# Use of sigmoidal function in output layer to predict continuous values and correct use of the loss function

Lets supose that a neural network is utilized to map a set of training data to a continuous interval between 0 and 1 utilizing a sigmoidal function on its output layer. Is it correct to optimize the model with a log-likelihood loss function such as:

$$\begin{equation} J(\theta) = -\frac{1}{N}\sum_{i=1}^{N}y_ilog(h(\theta^Tx_i))+(1-y_i)log(1-h(\theta^Tx_i)) \end{equation}$$

Or the loss function has to be somehow modified due to the continuous valued output?

The loss function you wrote is the cross entropy loss, which arises from the assumption that your target values follow a Bernoulli distribution. That means, for your data pairs $$(x_i, y_i)$$, the likelihood function is $$L(\theta)=\prod_i (h(\theta^T x_i))^{y_i}[1-h(\theta^T x_i)]^{1-y_i}.$$ Taking the negative logrithm of this equation leads to your loss function $$J(\theta)$$. Minimizing $$J(\theta)$$ would push sigmoid outputs away from 0.5 to approach either 0 or 1.

So back to your question, if you want your continuous target values to behave like this, just keep the loss. However if the assumed target distribution is not Bernoulli but more like Gaussian, then you might want to use mean squared error (MSE) or mean absolute error (MAE) based on the sigmoid outputs.
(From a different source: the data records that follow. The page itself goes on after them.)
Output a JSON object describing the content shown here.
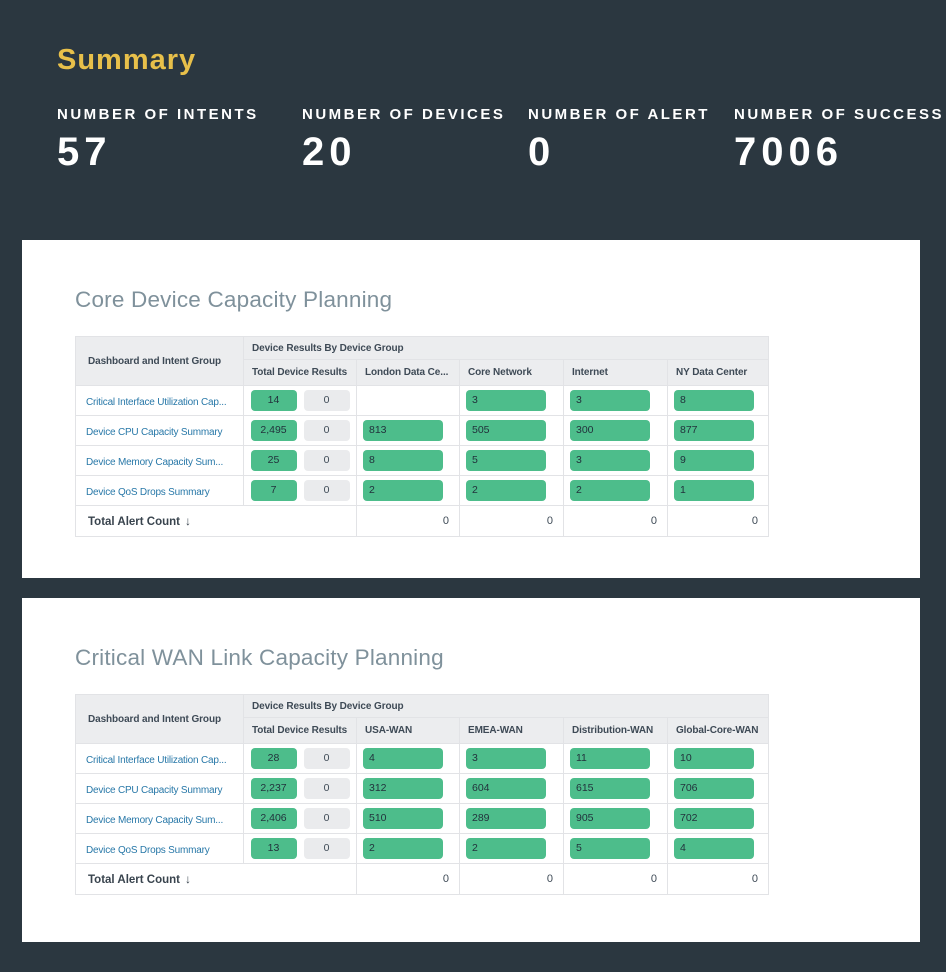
{
  "theme": {
    "colors": {
      "bg": "#2B3740",
      "gold": "#E8C04A",
      "card-title": "#7F919B",
      "link": "#2878A8",
      "green": "#4DBD8B",
      "badge-gray": "#EAEBED",
      "header-bg": "#ECEDEF",
      "border": "#E2E3E6",
      "text": "#3E4A56"
    }
  },
  "summary": {
    "title": "Summary",
    "stats": [
      {
        "label": "NUMBER OF INTENTS",
        "value": "57"
      },
      {
        "label": "NUMBER OF DEVICES",
        "value": "20"
      },
      {
        "label": "NUMBER OF ALERT",
        "value": "0"
      },
      {
        "label": "NUMBER OF SUCCESS",
        "value": "7006"
      }
    ]
  },
  "cards": [
    {
      "title": "Core Device Capacity Planning",
      "table": {
        "corner_header": "Dashboard and Intent Group",
        "group_header": "Device Results By Device Group",
        "columns": [
          "Total Device Results",
          "London Data Ce...",
          "Core Network",
          "Internet",
          "NY Data Center"
        ],
        "rows": [
          {
            "label": "Critical Interface Utilization Cap...",
            "total": "14",
            "total_zero": "0",
            "cells": [
              null,
              "3",
              "3",
              "8"
            ]
          },
          {
            "label": "Device CPU Capacity Summary",
            "total": "2,495",
            "total_zero": "0",
            "cells": [
              "813",
              "505",
              "300",
              "877"
            ]
          },
          {
            "label": "Device Memory Capacity Sum...",
            "total": "25",
            "total_zero": "0",
            "cells": [
              "8",
              "5",
              "3",
              "9"
            ]
          },
          {
            "label": "Device QoS Drops Summary",
            "total": "7",
            "total_zero": "0",
            "cells": [
              "2",
              "2",
              "2",
              "1"
            ]
          }
        ],
        "footer": {
          "label": "Total Alert Count",
          "sort_icon": "↓",
          "values": [
            "0",
            "0",
            "0",
            "0"
          ]
        }
      }
    },
    {
      "title": "Critical WAN Link Capacity Planning",
      "table": {
        "corner_header": "Dashboard and Intent Group",
        "group_header": "Device Results By Device Group",
        "columns": [
          "Total Device Results",
          "USA-WAN",
          "EMEA-WAN",
          "Distribution-WAN",
          "Global-Core-WAN"
        ],
        "rows": [
          {
            "label": "Critical Interface Utilization Cap...",
            "total": "28",
            "total_zero": "0",
            "cells": [
              "4",
              "3",
              "11",
              "10"
            ]
          },
          {
            "label": "Device CPU Capacity Summary",
            "total": "2,237",
            "total_zero": "0",
            "cells": [
              "312",
              "604",
              "615",
              "706"
            ]
          },
          {
            "label": "Device Memory Capacity Sum...",
            "total": "2,406",
            "total_zero": "0",
            "cells": [
              "510",
              "289",
              "905",
              "702"
            ]
          },
          {
            "label": "Device QoS Drops Summary",
            "total": "13",
            "total_zero": "0",
            "cells": [
              "2",
              "2",
              "5",
              "4"
            ]
          }
        ],
        "footer": {
          "label": "Total Alert Count",
          "sort_icon": "↓",
          "values": [
            "0",
            "0",
            "0",
            "0"
          ]
        }
      }
    }
  ]
}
• +1 for the answer from MLE perspective. May 7, 2020 at 8:40
• Thanks for the answer, and the probabilistic interpretation makes everything more clear for sure. However I was wondering if you could provide some book reference so I could read about the issue. Thanks again. May 7, 2020 at 12:53
• References related to your specific question or loss functions? May 7, 2020 at 13:02
• About loss functions and a probabilistic view of neural networks. May 7, 2020 at 17:31
• @Marcus C. Bishop's "Pattern Recognition and Machine Learning" can be a good read May 7, 2020 at 18:23

We have a closely related question here

What are the impacts of choosing different loss functions in classification to approximate 0-1 loss

Note that, doubllle had a nice answer from MLE perspective. On the other hand, in some machine learning literature, people just think about logistic loss or hinge loss is a convex approximation of 0-1 loss, without any probability interpretation.

In short: In classification problem, we want to minimize 0-1 loss*. But 0-1 loss is hard to minimize, we use logistic loss to approximate.

• 0-1 loss is the "mis-classification cost": when make wrong prediction, loss is 1, and making right prediction the loss is 0 for a given point.